Two major studies had already been completed. The National Park Service held 22 hearings and received hundreds of thousands of comments from citizens. More than 80 percent favored banning snowmobiles. The National Park Service’s own report on the issue said that phasing out snowmobiles is “the environmentally preferred alternative that preserves the parks in the best condition while allowing for current generations to experience and enjoy the parks.”

But when this administration doesn’t get the results it prefers, it authorizes more studies. It is now on its fourth study, which will cost $2-3 million. Yellowstone is underfunded by over $22 million.

There are appropriate places for snowmobiles and ATVs, both for work and recreation. Yellowstone National Park is not one of those places.

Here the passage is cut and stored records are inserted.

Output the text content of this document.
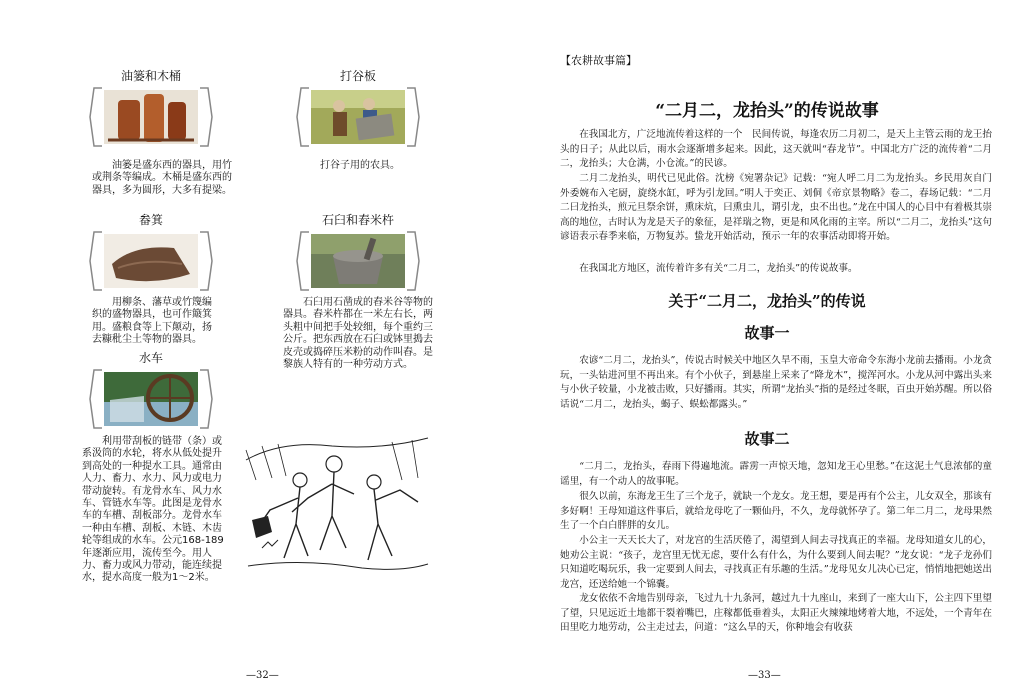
油篓和木桶
油篓是盛东西的器具，用竹或荆条等编成。木桶是盛东西的器具，多为圆形，大多有提梁。
打谷板
打谷子用的农具。
畚箕
用柳条、藩草或竹篾编织的盛物器具，也可作簸箕用。盛粮食等上下颠动，扬去糠秕尘土等物的器具。
石臼和舂米杵
石臼用石凿成的舂米谷等物的器具。舂米杵都在一米左右长，两头粗中间把手处较细，每个重约三公斤。把东西放在石臼或钵里搗去皮壳或捣碎压米粉的动作叫舂。是黎族人特有的一种劳动方式。
水车
利用带刮板的链带（条）或系汲筒的水轮，将水从低处提升到高处的一种提水工具。通常由人力、畜力、水力、风力或电力带动旋转。有龙骨水车、风力水车、管链水车等。此图是龙骨水车的车槽、刮板部分。龙骨水车一种由车槽、刮板、木链、木齿轮等组成的水车。公元168-189年逐渐应用，流传至今。用人力、畜力或风力带动，能连续提水，提水高度一般为1～2米。
—32—
【农耕故事篇】
“二月二，龙抬头”的传说故事
在我国北方，广泛地流传着这样的一个　民间传说，每逢农历二月初二，是天上主管云雨的龙王抬头的日子；从此以后，雨水会逐渐增多起来。因此，这天就叫“春龙节”。中国北方广泛的流传着“二月二，龙抬头；大仓满，小仓流。”的民谚。
二月二龙抬头，明代已见此俗。沈榜《宛署杂记》记载：“宛人呼二月二为龙抬头。乡民用灰自门外委婉布入宅厨，旋绕水缸，呼为引龙回。”明人于奕正、刘侗《帝京景物略》卷二，春场记载：“二月二曰龙抬头，煎元旦祭余饼，熏床炕，曰熏虫儿，谓引龙，虫不出也。”龙在中国人的心目中有着极其崇高的地位，古时认为龙是天子的象征，是祥瑞之物，更是和风化雨的主宰。所以“二月二，龙抬头”这句谚语表示春季来临，万物复苏。蛰龙开始活动，预示一年的农事活动即将开始。
在我国北方地区，流传着许多有关“二月二，龙抬头”的传说故事。
关于“二月二，龙抬头”的传说
故事一
农谚“二月二，龙抬头”，传说古时候关中地区久旱不雨，玉皇大帝命令东海小龙前去播雨。小龙贪玩，一头钻进河里不再出来。有个小伙子，到悬崖上采来了“降龙木”，搅浑河水。小龙从河中露出头来与小伙子较量，小龙被击败，只好播雨。其实，所谓“龙抬头”指的是经过冬眠，百虫开始苏醒。所以俗话说“二月二，龙抬头，蝎子、蜈蚣都露头。”
故事二
“二月二，龙抬头，春雨下得遍地流。霹雳一声惊天地，忽知龙王心里愁。”在这泥土气息浓郁的童谣里，有一个动人的故事呢。
很久以前，东海龙王生了三个龙子，就缺一个龙女。龙王想，要是再有个公主，儿女双全，那该有多好啊！王母知道这件事后，就给龙母吃了一颗仙丹，不久，龙母就怀孕了。第二年二月二，龙母果然生了一个白白胖胖的女儿。
小公主一天天长大了，对龙宫的生活厌倦了，渴望到人间去寻找真正的幸福。龙母知道女儿的心，她劝公主说：“孩子，龙宫里无忧无虑，要什么有什么，为什么要到人间去呢？”龙女说：“龙子龙孙们只知道吃喝玩乐，我一定要到人间去，寻找真正有乐趣的生活。”龙母见女儿决心已定，悄悄地把她送出龙宫，还送给她一个锦囊。
龙女依依不舍地告别母亲，飞过九十九条河，越过九十九座山，来到了一座大山下，公主四下里望了望，只见远近土地都干裂着嘴巴，庄稼都低垂着头，太阳正火辣辣地烤着大地，不远处，一个青年在田里吃力地劳动，公主走过去，问道：“这么旱的天，你种地会有收获
—33—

Who depends on national parks for recreation? If you can’t flip for annual excursions to Paris and the Swiss Alps, there’s a good chance it’s you. Workers need the clean air, distant vistas and chance to rub shoulders with wildlife that these national treasures afford. The Bush administration’s policies reflect the class outlook of the rich who see public lands as potential profit sources to feed their greed, while they vacation at their private country estates and exclusive resorts around the globe.

Hidden in the same snowmobile/ATV policy changes recommended by Bush’s Interior Department henchmen is the elimination of all references to evolution in any national park written material. Meanwhile, President Bush is advocating the teaching of the unscientific “intelligent design” idea in our science classrooms.

The conscious sowing of confusion and rejection of science by the White House is an ideological smokescreen for policies that fill the coffers of those who view the working class as replaceable and national treasures like Yellowstone as just another place of exploitation.

Nick Bart is an environmental activist in Connecticut.